The contamination level and ecological risk of examined metals and metalloid in sediments of the Dzierżno Duże Reservoir were also assessing using multi-element indices, i.e., Degree of Contamination and Risk Index (Hakanson 1980). The above indices were used to estimate the overall level of contamination and ecological risk at a given sampling site. The obtained results indicate, that the highest contamination of bottom sediments occurred at sampling site S6 (depth = 17 m), while the lowest at S2 (depth = 0.8 m). The values of DC were extremely high and ranged from 68.8 to 206.8. The above observations were also confirmed by RI values, which was in the range of 1332.0 (S2)–4487.6 (S6). The obtained results indicate that bottom sediments at each sampling sites were found to be highly contaminated with potentially toxic elements, which may cause a high risk to aquatic ecosystem and living organisms. It was revealed that Cd, As, Zn, and Pb pose the greatest threat to the environment, which was consistent with the results obtained using single-element indices. Moreover, high contamination and risk levels suggest that toxic elements in sediments of the Dzierżno Duże Reservoir are most probably of anthropogenic sources. It is most likely related to the location of the reservoir. The middle part of the Kłodnica River valley is one of the most polluted rivers in Silesian Region. However, in this case a more detailed statistical analysis is needed. The similar experiment was made by Baran et al. (2016) who found that bottom sediments from other anthropogenic reservoir (Rybnik Reservoir, Southern Poland) were considerably to highly contaminated by Zn, Cd, Pb, Ni, Cu, Cr, and Hg (DC; 14.2–358.0). Whereas, in contradiction to our results, Szydłowsk et al. (2017) showed that: Cd, Co, Cr, Cu, Ni, Pb, Zn, and Hg in sediments of the Żelisławiec Reservoir (Zachodniopomorskie Voivodeship, Northwestern Poland), cause only moderate risk to the aquatic ecosystem (RI 164.1). However, it must be emphasized, that the above reservoir is situated in a totally different geographical region of Poland, than the studied one, and characterized with low degree of urbanization and industrialization.

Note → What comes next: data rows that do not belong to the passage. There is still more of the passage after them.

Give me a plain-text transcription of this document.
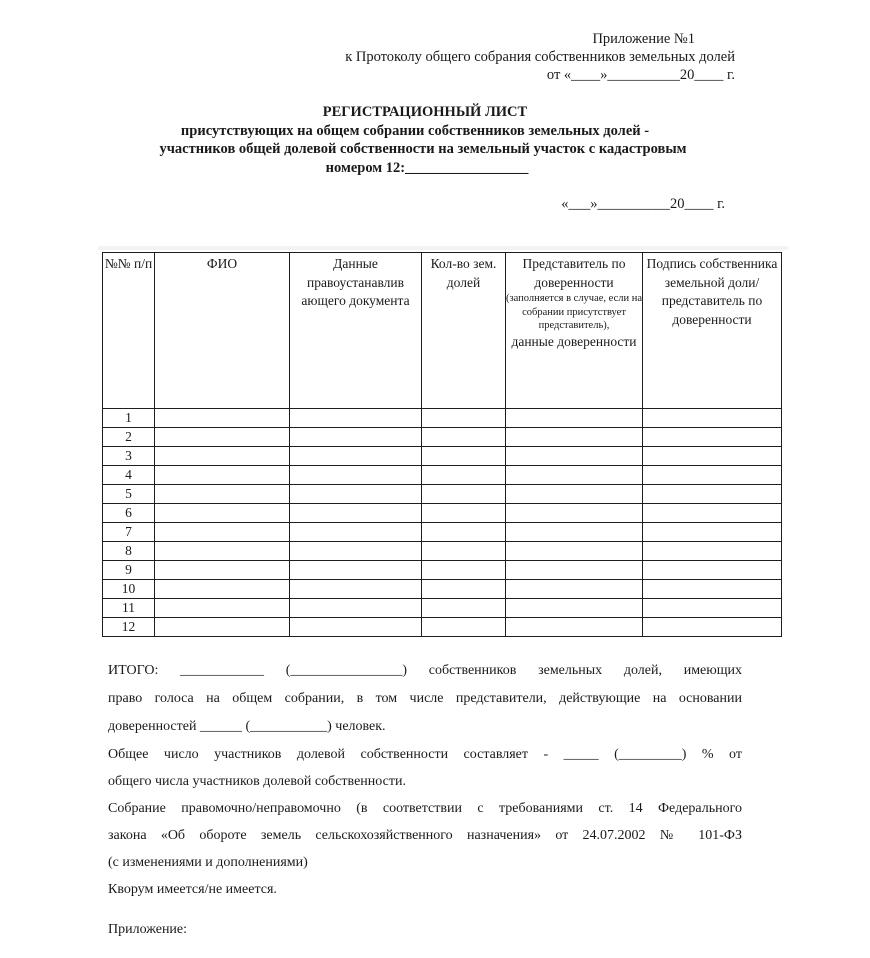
Приложение №1
к Протоколу общего собрания собственников земельных долей
от «____»__________20____ г.
РЕГИСТРАЦИОННЫЙ ЛИСТ
присутствующих на общем собрании собственников земельных долей -
участников общей долевой собственности на земельный участок с кадастровым
номером 12:_________________
«___»__________20____ г.
№№ п/п	ФИО	Данные правоустанавлив ающего документа	Кол-во зем. долей	Представитель по доверенности
(заполняется в случае, если на собрании присутствует представитель),
данные доверенности	Подпись собственника земельной доли/ представитель по доверенности
1					
2					
3					
4					
5					
6					
7					
8					
9					
10					
11					
12					
ИТОГО: ____________ (________________) собственников земельных долей, имеющих
право голоса на общем собрании, в том числе представители, действующие на основании
доверенностей ______ (___________) человек.
Общее число участников долевой собственности составляет - _____ (_________) % от
общего числа участников долевой собственности.
Собрание правомочно/неправомочно (в соответствии с требованиями ст. 14 Федерального
закона «Об обороте земель сельскохозяйственного назначения» от 24.07.2002 № 101-ФЗ
(с изменениями и дополнениями)
Кворум имеется/не имеется.
Приложение:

In conclusion, in can be assumed that the contamination level and ecological risk of metals and metalloids in water reservoirs depend on several factors, i.e., sediments characteristics (origin), reservoir location (sources of contamination) and data used as background values (for individual elements).

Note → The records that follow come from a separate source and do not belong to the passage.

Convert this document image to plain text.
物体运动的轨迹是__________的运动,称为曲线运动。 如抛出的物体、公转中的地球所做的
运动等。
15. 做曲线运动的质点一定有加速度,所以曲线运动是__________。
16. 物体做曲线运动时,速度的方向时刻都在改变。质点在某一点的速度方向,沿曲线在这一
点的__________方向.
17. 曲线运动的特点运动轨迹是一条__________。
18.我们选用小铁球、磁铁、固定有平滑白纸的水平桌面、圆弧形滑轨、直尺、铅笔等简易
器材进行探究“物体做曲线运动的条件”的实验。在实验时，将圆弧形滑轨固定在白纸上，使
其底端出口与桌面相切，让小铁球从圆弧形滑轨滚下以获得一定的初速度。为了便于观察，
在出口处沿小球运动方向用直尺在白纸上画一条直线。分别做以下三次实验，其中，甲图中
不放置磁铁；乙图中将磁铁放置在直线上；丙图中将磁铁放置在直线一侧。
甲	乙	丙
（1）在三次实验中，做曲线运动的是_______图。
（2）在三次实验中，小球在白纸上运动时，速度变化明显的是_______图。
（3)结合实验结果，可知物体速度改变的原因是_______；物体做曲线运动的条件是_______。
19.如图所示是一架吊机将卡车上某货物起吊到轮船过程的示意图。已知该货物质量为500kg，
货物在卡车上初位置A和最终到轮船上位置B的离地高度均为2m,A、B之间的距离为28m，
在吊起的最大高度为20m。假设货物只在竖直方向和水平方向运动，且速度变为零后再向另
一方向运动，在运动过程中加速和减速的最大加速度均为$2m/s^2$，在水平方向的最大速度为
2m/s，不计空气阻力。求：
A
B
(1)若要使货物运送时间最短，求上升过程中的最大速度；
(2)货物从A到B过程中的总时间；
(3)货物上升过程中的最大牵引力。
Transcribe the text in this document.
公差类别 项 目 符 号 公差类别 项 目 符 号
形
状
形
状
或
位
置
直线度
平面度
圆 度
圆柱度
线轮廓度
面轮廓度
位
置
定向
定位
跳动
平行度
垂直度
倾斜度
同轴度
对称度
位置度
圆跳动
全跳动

The source of metals and metalloid contamination

The high content of metals and metalloids most often occurs in sediments of water reservoirs, to which wastewater from mining and processing of metal ores, as well as large urban and industrial centers are discharged (like in the studied area) Trace elements are also introduced to the water bodies as a result of destruction of building materials by atmospheric agents (Cu, Cr, Pb, Zn), corrosion of the water supply and sewage systems (Cd, Zn) (Szydłowski et al. 2017). A considerable amount of potentially toxic elements accumulated in the sediments are introduced to water bodies with wastewater (municipal, industrial, post-mining waters) and with surface runoffs from, i.a., agricultural areas (As, Cd, Ni, Pb, Zn, Cu), urbanized areas or routes communication (Pb, Zn, Cd) (Siebielec et al. 2015; Ghaleno et al. 2015; Szydłowski et al. 2017). Another sources of metals and metalloids, such as: As, Cd, Fe, Pb and Zn are low emission (home furnaces), as well as dust and gas emissions (thermal power plants, mines, steelworks) (García-Ordiales et al. 2016; Szydłowski et al. 2017). Moreover, hard coal mining has an impact on the Mn and Fe concentrations due to the discharge of mine wastewater (Barbusiński and Nocoń 2011). The production processes in the food and paper industry also increase the pollution of environment with toxic elements (Szydłowski et al. 2017). It can be concluded that the concentrations of metals and metalloids in bottom sediments of the Dzierżno Duże Reservoir should be combined primarily with the anthropopressure of the surrounding area.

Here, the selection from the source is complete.